Cloning and building a package repo

The basics

First step: cd into the base of the work area you've created.

For the purposes of instruction, let's build the listrev package. Downloading it is simple:

cd sourcecode
git clone https://github.com/DUNE-DAQ/listrev.git
cd ..

Note that in a "real world" situation you'd be doing your development on a feature branch in which case you'd add -b <branch you want to work on> to the git clone command above.
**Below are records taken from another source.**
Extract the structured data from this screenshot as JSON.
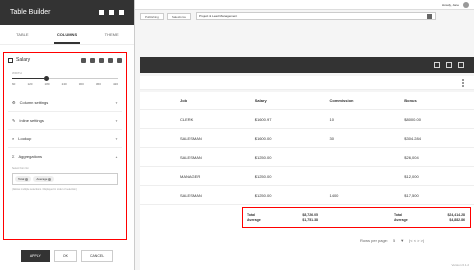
{
  "app": {
    "user": "Howdy, Jane",
    "nav": [
      "Publishing",
      "Salesforce",
      "Project & Lead Management"
    ],
    "version": "Version 6.1.2"
  },
  "sidebar": {
    "title": "Table Builder",
    "tabs": [
      "Table",
      "Columns",
      "Theme"
    ],
    "column_name": "Salary",
    "slider_label": "WIDTH",
    "slider_ticks": [
      "60",
      "120",
      "180",
      "240",
      "300",
      "360",
      "420"
    ],
    "accordions": [
      "Column settings",
      "Inline settings",
      "Lookup",
      "Aggregations"
    ],
    "aggregations": {
      "label": "Select from list",
      "chips": [
        "Total",
        "Average"
      ],
      "help": "(Allows multiple selections. Displayed in order of selection)"
    },
    "buttons": {
      "apply": "APPLY",
      "ok": "OK",
      "cancel": "CANCEL"
    }
  },
  "grid": {
    "headers": [
      "Job",
      "Salary",
      "Commission",
      "Bonus"
    ],
    "rows": [
      [
        "CLERK",
        "$1600.97",
        "10",
        "$8000.00"
      ],
      [
        "SALESMAN",
        "$1600.00",
        "30",
        "$304.284"
      ],
      [
        "SALESMAN",
        "$1250.00",
        "",
        "$26,004"
      ],
      [
        "MANAGER",
        "$1250.00",
        "",
        "$12,000"
      ],
      [
        "SALESMAN",
        "$1250.00",
        "1400",
        "$17,500"
      ]
    ],
    "totals": {
      "row1_label": "Total",
      "row1_sal": "$8,726.05",
      "row1_bonus_label": "Total",
      "row1_bonus": "$24,414.28",
      "row2_label": "Average",
      "row2_sal": "$1,751.38",
      "row2_bonus_label": "Average",
      "row2_bonus": "$4,882.86"
    },
    "pagination": {
      "label": "Rows per page:",
      "value": "5"
    }
  }
}
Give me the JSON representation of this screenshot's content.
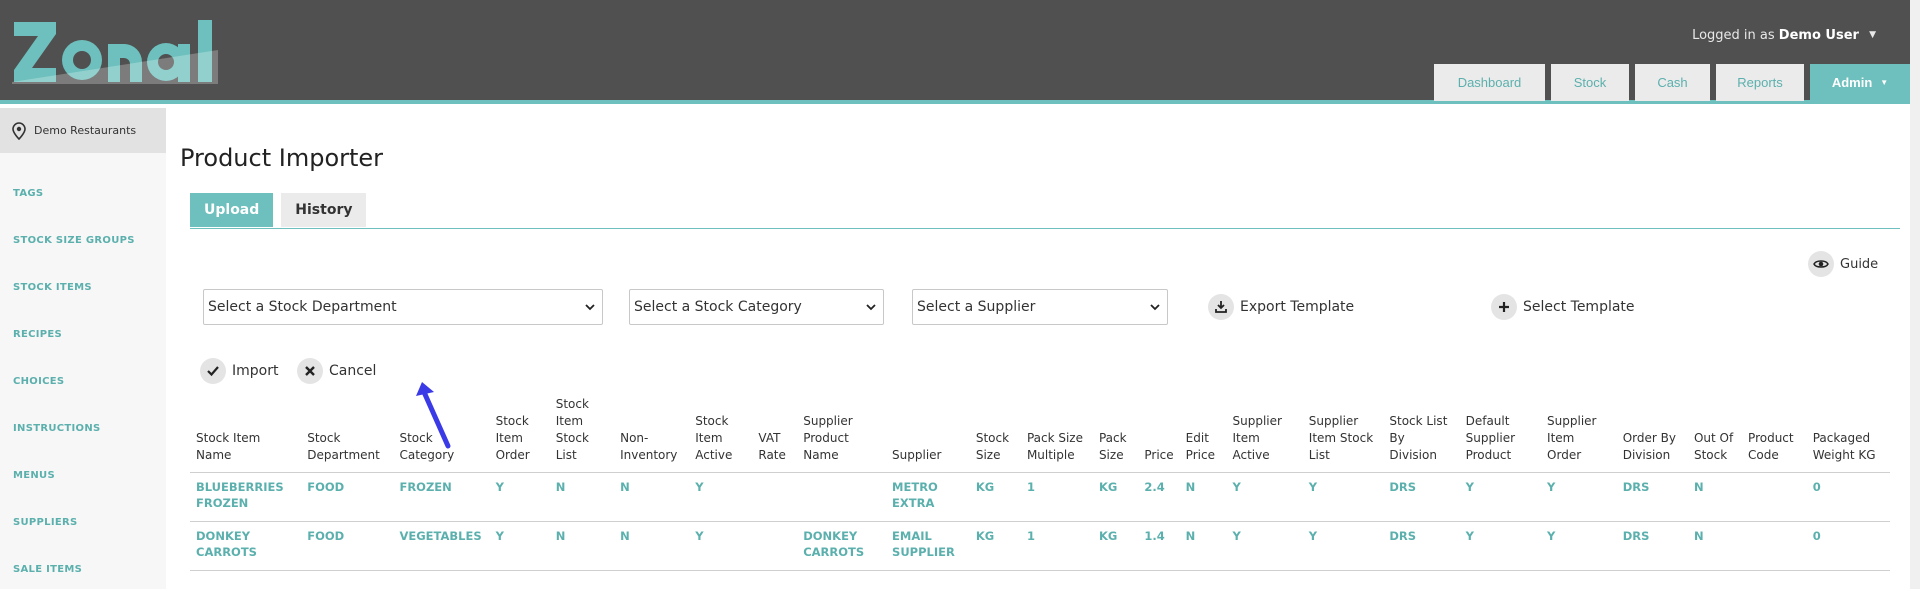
{
  "header": {
    "logo_text": "Zonal",
    "login_prefix": "Logged in as",
    "user_name": "Demo User",
    "nav": [
      {
        "label": "Dashboard"
      },
      {
        "label": "Stock"
      },
      {
        "label": "Cash"
      },
      {
        "label": "Reports"
      },
      {
        "label": "Admin"
      }
    ]
  },
  "sidebar": {
    "site_name": "Demo Restaurants",
    "items": [
      "TAGS",
      "STOCK SIZE GROUPS",
      "STOCK ITEMS",
      "RECIPES",
      "CHOICES",
      "INSTRUCTIONS",
      "MENUS",
      "SUPPLIERS",
      "SALE ITEMS"
    ]
  },
  "main": {
    "title": "Product Importer",
    "tabs": [
      {
        "label": "Upload"
      },
      {
        "label": "History"
      }
    ],
    "guide_label": "Guide",
    "selects": {
      "department": "Select a Stock Department",
      "category": "Select a Stock Category",
      "supplier": "Select a Supplier"
    },
    "export_label": "Export Template",
    "select_template_label": "Select Template",
    "import_label": "Import",
    "cancel_label": "Cancel"
  },
  "table": {
    "headers": [
      "Stock Item Name",
      "Stock Department",
      "Stock Category",
      "Stock Item Order",
      "Stock Item Stock List",
      "Non-Inventory",
      "Stock Item Active",
      "VAT Rate",
      "Supplier Product Name",
      "Supplier",
      "Stock Size",
      "Pack Size Multiple",
      "Pack Size",
      "Price",
      "Edit Price",
      "Supplier Item Active",
      "Supplier Item Stock List",
      "Stock List By Division",
      "Default Supplier Product",
      "Supplier Item Order",
      "Order By Division",
      "Out Of Stock",
      "Product Code",
      "Packaged Weight KG"
    ],
    "rows": [
      [
        "BLUEBERRIES FROZEN",
        "FOOD",
        "FROZEN",
        "Y",
        "N",
        "N",
        "Y",
        "",
        "",
        "METRO EXTRA",
        "KG",
        "1",
        "KG",
        "2.4",
        "N",
        "Y",
        "Y",
        "DRS",
        "Y",
        "Y",
        "DRS",
        "N",
        "",
        "0"
      ],
      [
        "DONKEY CARROTS",
        "FOOD",
        "VEGETABLES",
        "Y",
        "N",
        "N",
        "Y",
        "",
        "DONKEY CARROTS",
        "EMAIL SUPPLIER",
        "KG",
        "1",
        "KG",
        "1.4",
        "N",
        "Y",
        "Y",
        "DRS",
        "Y",
        "Y",
        "DRS",
        "N",
        "",
        "0"
      ]
    ]
  },
  "colors": {
    "accent": "#6dc0bd",
    "header_bg": "#505050",
    "arrow": "#3a3ae6"
  }
}
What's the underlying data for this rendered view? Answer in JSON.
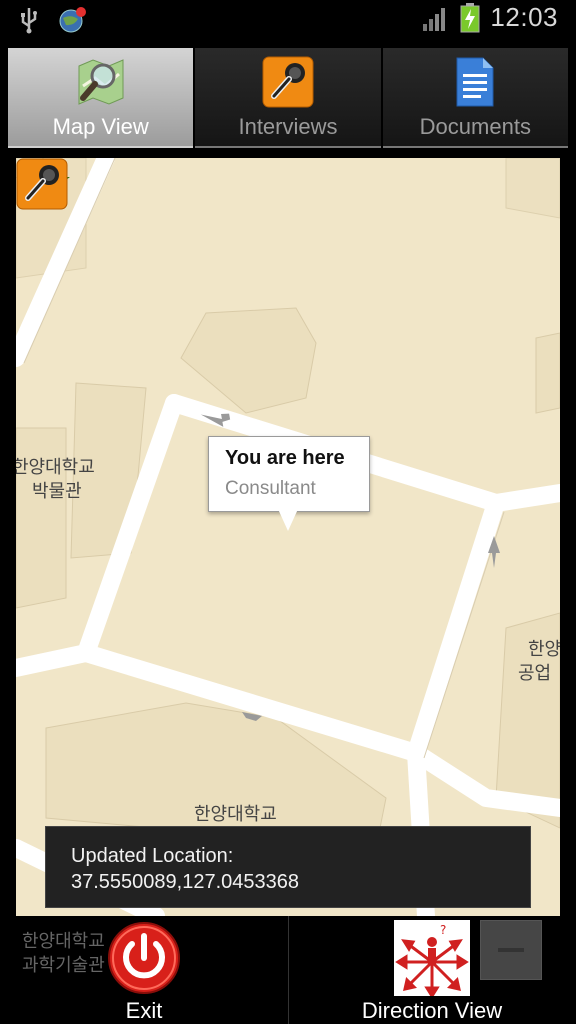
{
  "status_bar": {
    "time": "12:03",
    "icons": [
      "usb-icon",
      "globe-notification-icon",
      "signal-icon",
      "battery-charging-icon"
    ]
  },
  "tabs": [
    {
      "label": "Map View",
      "icon": "map-search-icon",
      "selected": true
    },
    {
      "label": "Interviews",
      "icon": "microphone-icon",
      "selected": false
    },
    {
      "label": "Documents",
      "icon": "document-icon",
      "selected": false
    }
  ],
  "map": {
    "labels": {
      "museum_line1": "한양대학교",
      "museum_line2": "박물관",
      "right_line1": "한양",
      "right_line2": "공업",
      "bottom": "한양대학교"
    },
    "callout": {
      "title": "You are here",
      "subtitle": "Consultant"
    },
    "markers": [
      "star-location-icon",
      "microphone-icon"
    ],
    "colors": {
      "land": "#f1e6c8",
      "road": "#ffffff",
      "building": "#e9dcba"
    }
  },
  "toast": {
    "line1": "Updated Location:",
    "line2": "37.5550089,127.0453368"
  },
  "bottom_bar": {
    "overlay_line1": "한양대학교",
    "overlay_line2": "과학기술관",
    "exit_label": "Exit",
    "exit_icon": "power-icon",
    "direction_label": "Direction View",
    "direction_icon": "direction-arrows-icon"
  }
}
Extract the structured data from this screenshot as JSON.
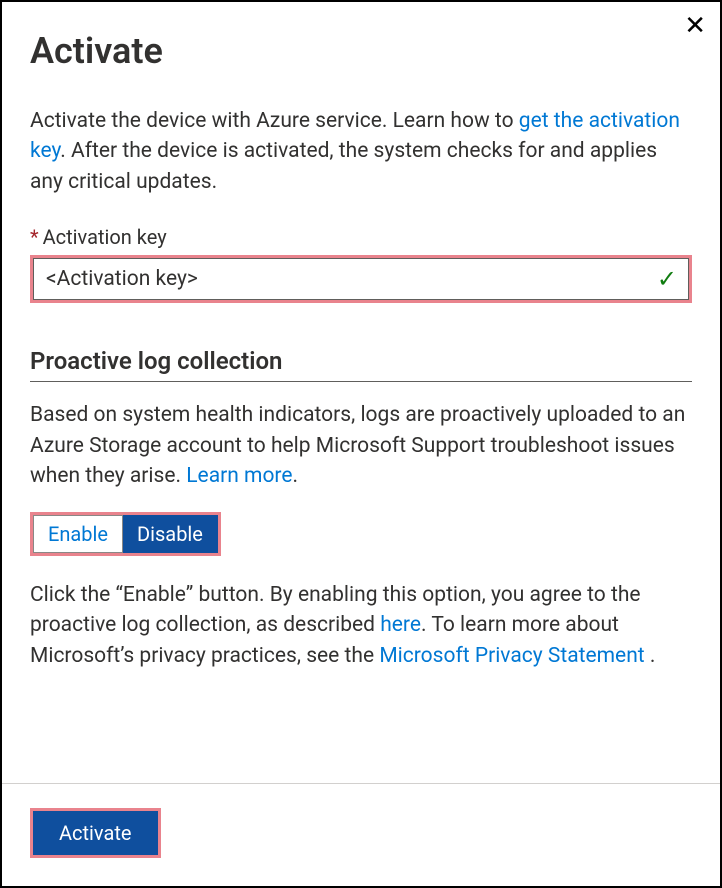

We're about to build and install the listrev package. (🔴 Note: if you are working with other packages, have a look at the Working with more repos subsection before running the following build command.) By default, the scripts will create a subdirectory of MyTopDir called ./install and install any packages you build off your repos there. If you wish to install them in another location, you'll want to set the environment variable DBT_INSTALL_DIR to the desired installation path before source-ing the env.sh script described below. You'll also want to remember to set the variable during subsequent logins to the work area if you don't go with the default.

Now, do the following:

. ./env.sh  # To set up your work area's environment
dbt-build

...and this will build listrev in the local ./build subdirectory and then install it as a package either in the local ./install subdirectory or in whatever you pointed DBT_INSTALL_DIR to. env.sh performs two steps: it will both set up the daq-buildtools environment (if it hasn't already been set) and then it will update environment variables (LD_LIBRARY_PATH, etc.) to account for the packages in your work area. Note that whenever you add a new repo to your work area, you'll want to run the second of these two steps, dbt-workarea-env, so that environment variables such as LD_LIBRARY_PATH, etc, are again updated accordingly.

Working with more repos

To work with more repos, add them to the ./sourcecode subdirectory as we did with listrev. Be aware, though: if you're developing a new repo which itself depends on another new repo, daq-buildtools may not already know about this dependency. "New" in this context means "not listed in /cvmfs/dunedaq.opensciencegrid.org/spack/releases/fddaq-v4.1.1/dbt-build-order.cmake". If this is the case, add the names of your new package(s) to the build_order list found in ./sourcecode/dbt-build-order.cmake, placing them in the list in the relative order in which you want them to be built.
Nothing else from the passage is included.